Lepas dari jeruji besi lima bulan lalu karena tidak bersalah, Gregorius Jeramu masih menanti itikad negara memulihkan harkat dan martabatnya

Floresa.co – Dijebloskan ke dalam jeruji besi selama setahun lebih, lalu dibebaskan karena dinyatakan tidak bersalah, itulah yang terjadi pada Gregorius Jeramu, seorang kakek di Kabupaten Manggarai Timur, korban dugaan praktik muslihat dalam penegakan hukum.

Goris – sapaannya – meninggalkan penjara pada 8 Desember 2023. 
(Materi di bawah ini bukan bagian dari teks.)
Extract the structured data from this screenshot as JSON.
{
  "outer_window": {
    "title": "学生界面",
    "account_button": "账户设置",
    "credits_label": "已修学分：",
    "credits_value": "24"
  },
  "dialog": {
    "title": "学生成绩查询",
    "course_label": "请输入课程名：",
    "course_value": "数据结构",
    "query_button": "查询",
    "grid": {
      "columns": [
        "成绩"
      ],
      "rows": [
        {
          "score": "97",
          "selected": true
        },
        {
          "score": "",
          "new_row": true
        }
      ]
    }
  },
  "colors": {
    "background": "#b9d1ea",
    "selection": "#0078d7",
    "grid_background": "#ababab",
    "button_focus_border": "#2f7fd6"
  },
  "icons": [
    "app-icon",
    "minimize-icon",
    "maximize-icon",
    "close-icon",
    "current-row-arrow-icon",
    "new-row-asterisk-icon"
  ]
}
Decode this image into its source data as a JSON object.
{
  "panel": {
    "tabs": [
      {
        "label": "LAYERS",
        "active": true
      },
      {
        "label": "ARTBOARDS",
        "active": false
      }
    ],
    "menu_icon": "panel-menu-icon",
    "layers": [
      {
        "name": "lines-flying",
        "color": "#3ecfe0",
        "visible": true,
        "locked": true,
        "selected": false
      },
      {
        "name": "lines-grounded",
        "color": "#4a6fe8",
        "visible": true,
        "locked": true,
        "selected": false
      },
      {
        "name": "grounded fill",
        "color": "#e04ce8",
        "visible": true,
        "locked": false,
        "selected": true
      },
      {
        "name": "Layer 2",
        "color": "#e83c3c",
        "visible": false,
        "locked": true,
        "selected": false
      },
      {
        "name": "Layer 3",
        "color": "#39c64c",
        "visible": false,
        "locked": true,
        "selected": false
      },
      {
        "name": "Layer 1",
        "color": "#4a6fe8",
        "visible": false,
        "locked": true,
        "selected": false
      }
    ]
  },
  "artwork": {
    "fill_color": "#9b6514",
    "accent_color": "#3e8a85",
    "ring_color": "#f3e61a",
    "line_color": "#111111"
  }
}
Kendati kini sudah mendiami kembali rumahnya di Kembur, Kelurahan Satar Peot, Kecamatan Borong dan menjalani rutinitas sebagai petani, kakek berusia 64 tahun ini masih bertanya-tanya; mengapa ia yang harus dijebloskan ke penjara dalam kasus Terminal Kembur, sementara mereka yang berkuasa masih melenggang bebas dan apa upaya negara untuk memulihkan harkat dan martabatnya.

Kejaksaan Negeri Manggarai menahannya pada 28 Oktober 2022 setelah menjadi tersangka lantaran menjual tanah lokasi pembangunan terminal itu tanpa mengantongi sertifikat – hal yang memicu pertanyaan banyak pihak terkait logika penegakan hukum dan alasan jaksa mengalihkan perhatian kasus ini pada pengadaan lahan dari sebelumnya pembangunan terminal.
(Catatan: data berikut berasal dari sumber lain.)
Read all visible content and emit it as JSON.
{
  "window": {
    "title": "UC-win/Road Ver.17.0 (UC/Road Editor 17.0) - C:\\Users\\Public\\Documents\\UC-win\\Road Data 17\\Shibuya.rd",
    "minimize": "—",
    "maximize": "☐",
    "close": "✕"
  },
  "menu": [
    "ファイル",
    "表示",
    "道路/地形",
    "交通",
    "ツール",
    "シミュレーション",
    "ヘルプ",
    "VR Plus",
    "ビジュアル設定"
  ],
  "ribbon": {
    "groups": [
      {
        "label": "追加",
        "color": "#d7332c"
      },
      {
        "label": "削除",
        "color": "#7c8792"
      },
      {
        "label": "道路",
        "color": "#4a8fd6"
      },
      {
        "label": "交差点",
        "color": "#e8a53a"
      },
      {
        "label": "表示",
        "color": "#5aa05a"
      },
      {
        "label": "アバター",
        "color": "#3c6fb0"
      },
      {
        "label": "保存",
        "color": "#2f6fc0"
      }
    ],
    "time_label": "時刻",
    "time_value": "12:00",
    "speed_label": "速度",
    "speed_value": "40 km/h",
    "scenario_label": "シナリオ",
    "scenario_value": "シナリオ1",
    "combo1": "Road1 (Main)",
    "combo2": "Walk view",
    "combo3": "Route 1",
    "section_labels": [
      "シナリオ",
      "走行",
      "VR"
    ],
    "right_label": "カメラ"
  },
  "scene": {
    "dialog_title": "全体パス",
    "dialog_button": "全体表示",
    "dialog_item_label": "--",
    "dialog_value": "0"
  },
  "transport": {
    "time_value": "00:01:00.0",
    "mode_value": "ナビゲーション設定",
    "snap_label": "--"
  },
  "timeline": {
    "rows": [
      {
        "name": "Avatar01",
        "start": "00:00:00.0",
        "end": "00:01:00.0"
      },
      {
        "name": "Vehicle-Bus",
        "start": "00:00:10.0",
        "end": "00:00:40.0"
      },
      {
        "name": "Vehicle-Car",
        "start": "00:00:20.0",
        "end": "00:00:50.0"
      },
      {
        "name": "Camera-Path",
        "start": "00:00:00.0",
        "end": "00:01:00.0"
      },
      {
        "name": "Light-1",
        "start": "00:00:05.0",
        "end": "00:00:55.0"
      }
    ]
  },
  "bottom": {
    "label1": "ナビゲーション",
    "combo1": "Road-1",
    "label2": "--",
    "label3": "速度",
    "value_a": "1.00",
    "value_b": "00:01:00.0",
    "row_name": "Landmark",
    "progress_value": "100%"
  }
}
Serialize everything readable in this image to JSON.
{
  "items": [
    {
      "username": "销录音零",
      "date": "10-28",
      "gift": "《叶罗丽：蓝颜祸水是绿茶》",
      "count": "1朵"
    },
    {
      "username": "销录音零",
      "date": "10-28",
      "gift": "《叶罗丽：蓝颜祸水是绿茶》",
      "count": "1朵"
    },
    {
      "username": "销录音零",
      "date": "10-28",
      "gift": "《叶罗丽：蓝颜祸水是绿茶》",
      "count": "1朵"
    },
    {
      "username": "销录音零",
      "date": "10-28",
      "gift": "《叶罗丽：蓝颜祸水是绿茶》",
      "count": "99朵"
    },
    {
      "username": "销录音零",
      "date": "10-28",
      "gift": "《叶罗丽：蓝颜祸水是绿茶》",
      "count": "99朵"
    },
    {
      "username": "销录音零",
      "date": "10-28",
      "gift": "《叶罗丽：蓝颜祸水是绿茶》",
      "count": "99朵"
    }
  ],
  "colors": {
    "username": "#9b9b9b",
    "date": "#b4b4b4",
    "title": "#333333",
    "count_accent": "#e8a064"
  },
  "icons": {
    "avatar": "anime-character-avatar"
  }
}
Gregorius dipenjara bersama Benediktus Aristo Moa – pegawai Dinas Perhubungan Manggarai Timur – yang mengurus pembelian tanah terminal. 
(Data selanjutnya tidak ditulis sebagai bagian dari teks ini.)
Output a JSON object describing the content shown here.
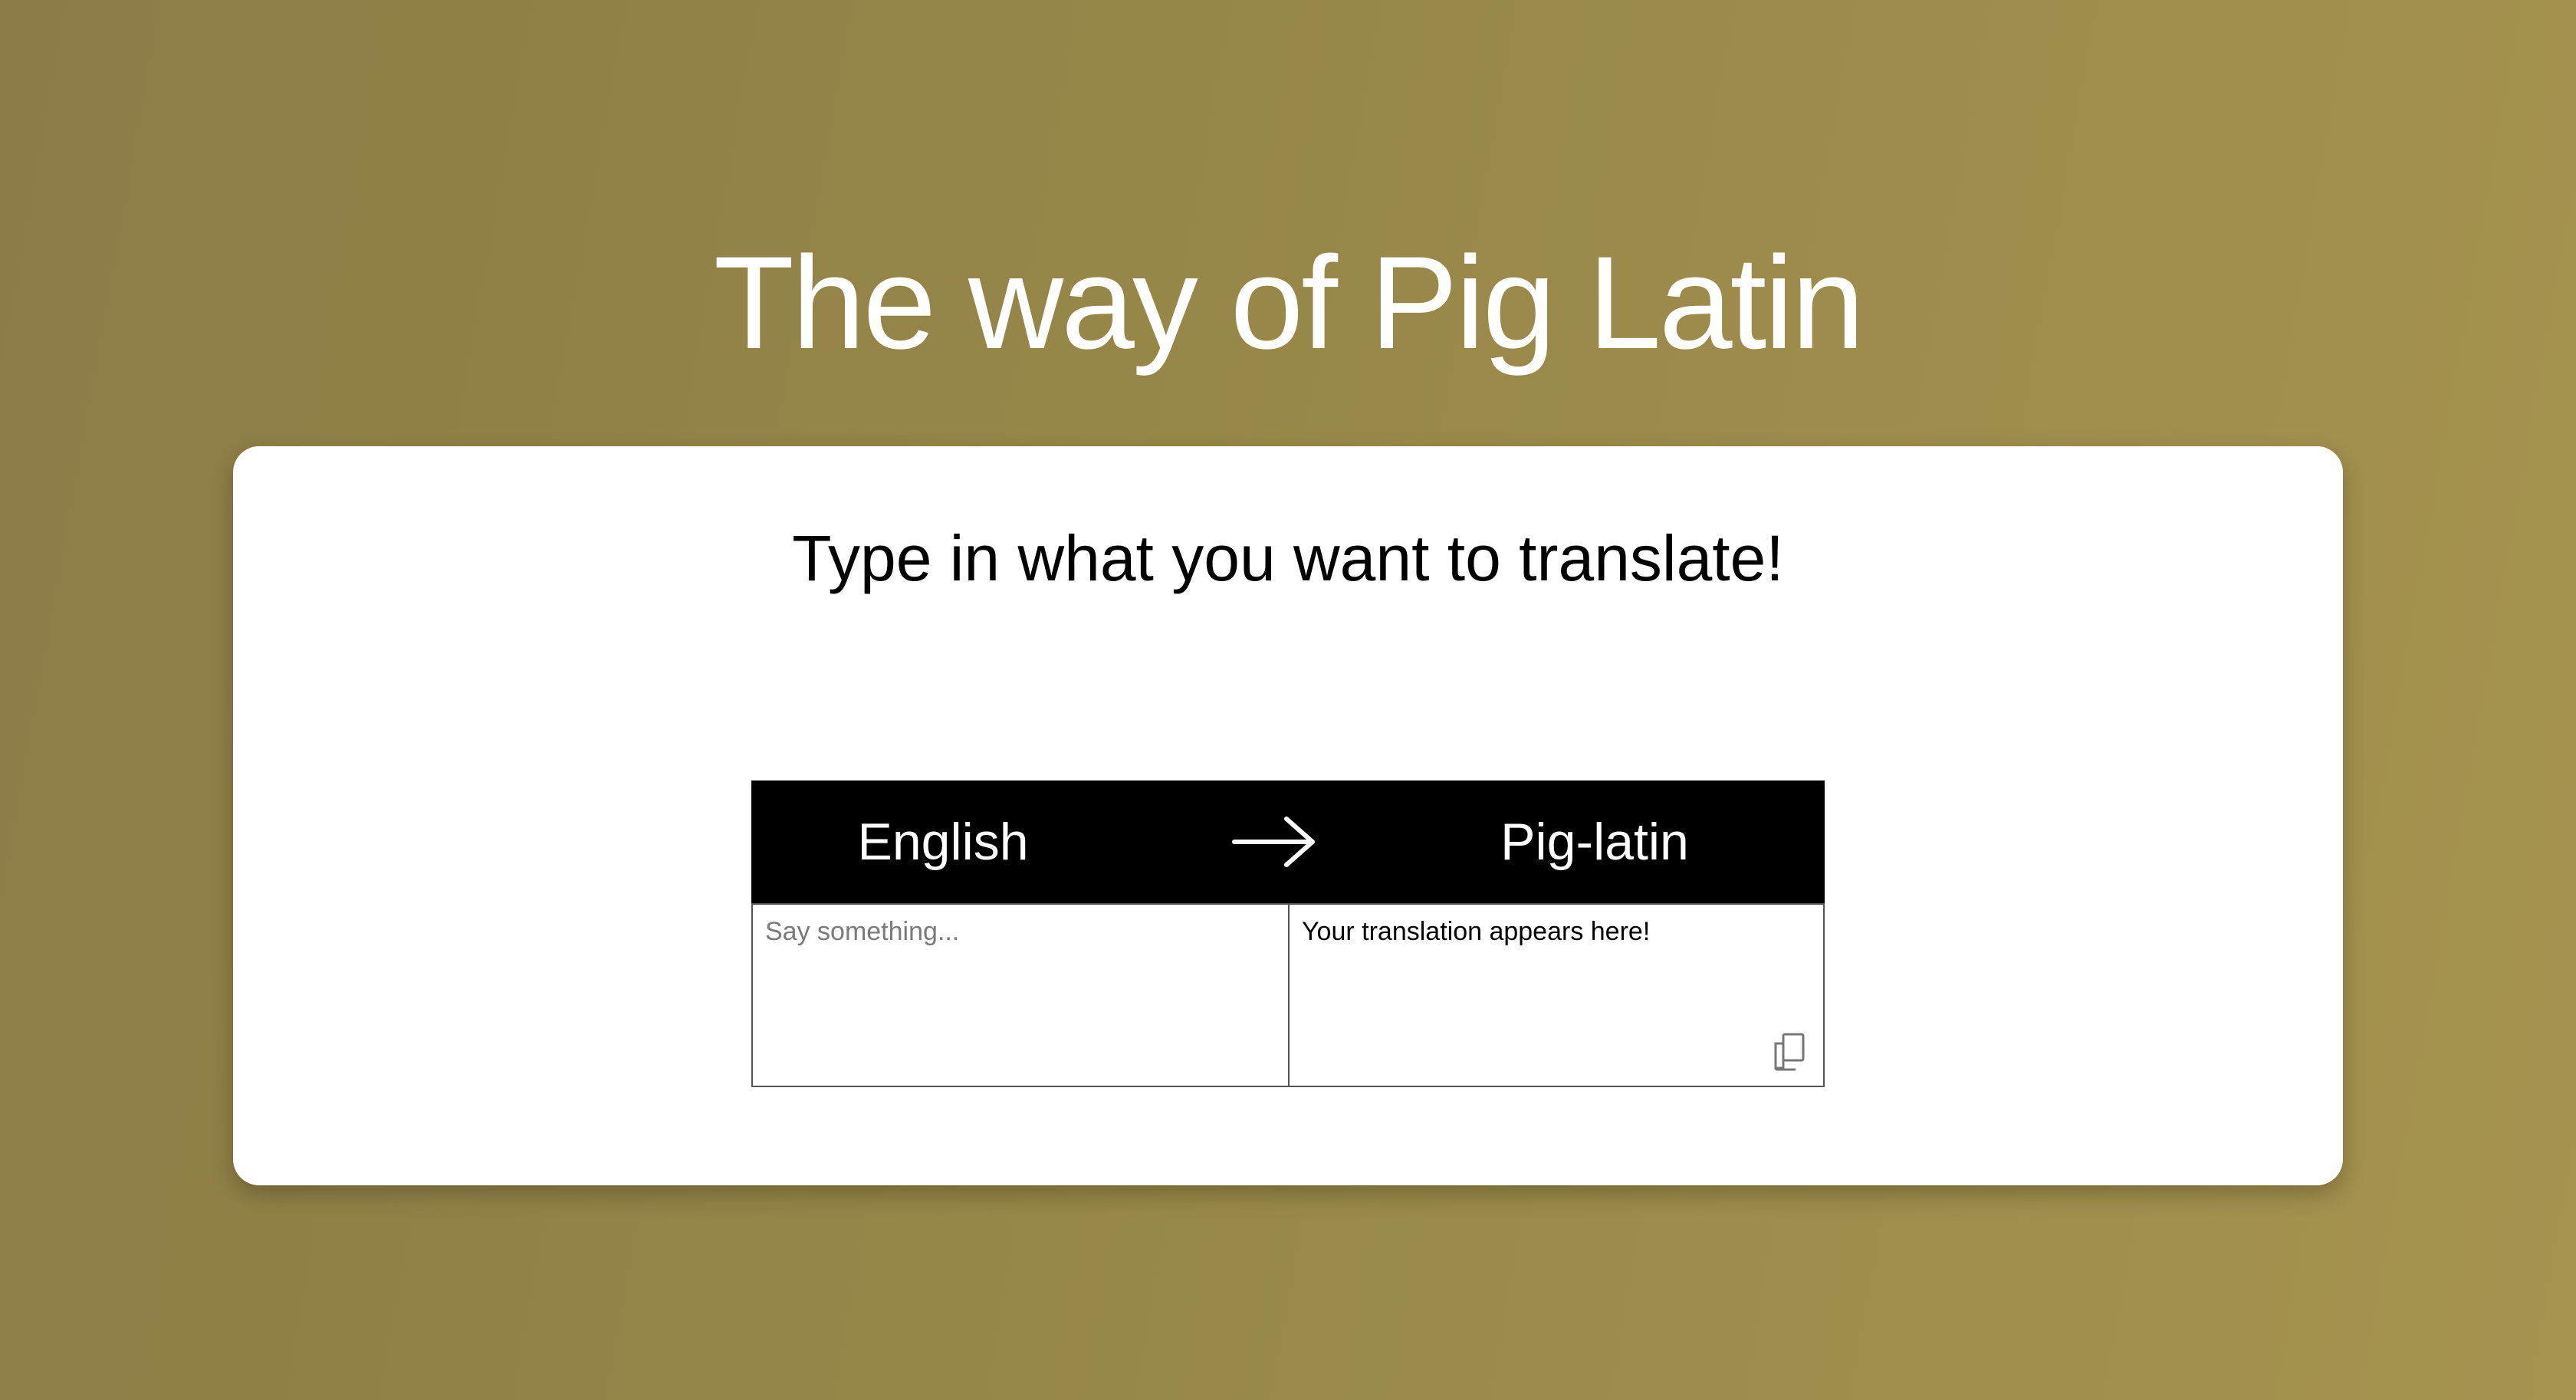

Keduanya divonis bersalah oleh Pengadilan Tindak Pidana Korupsi dan Pengadilan Tinggi –  berbasis di Kupang – dan dinyatakan merugikan negara setara harga tanah, Rp402 juta, kendati putusan itu dianulasi oleh Mahkamah Agung, kecuali untuk Artisto yang kasasinya ditolak. 

Sementara Goris sudah bebas, kejaksaan masih juga ingkar janji mengusut kasus pembangunan terminal yang terbengkalai, kendati sempat sesumbar akan menindaklanjutinya usai kasus pengadaan lahan tuntas – hal yang memicu pertanyaan tentang integritas lembaga itu di tengah sejumlah dugaan permainan dalam kasus ini, diduga untuk melindungi pejabat tertentu.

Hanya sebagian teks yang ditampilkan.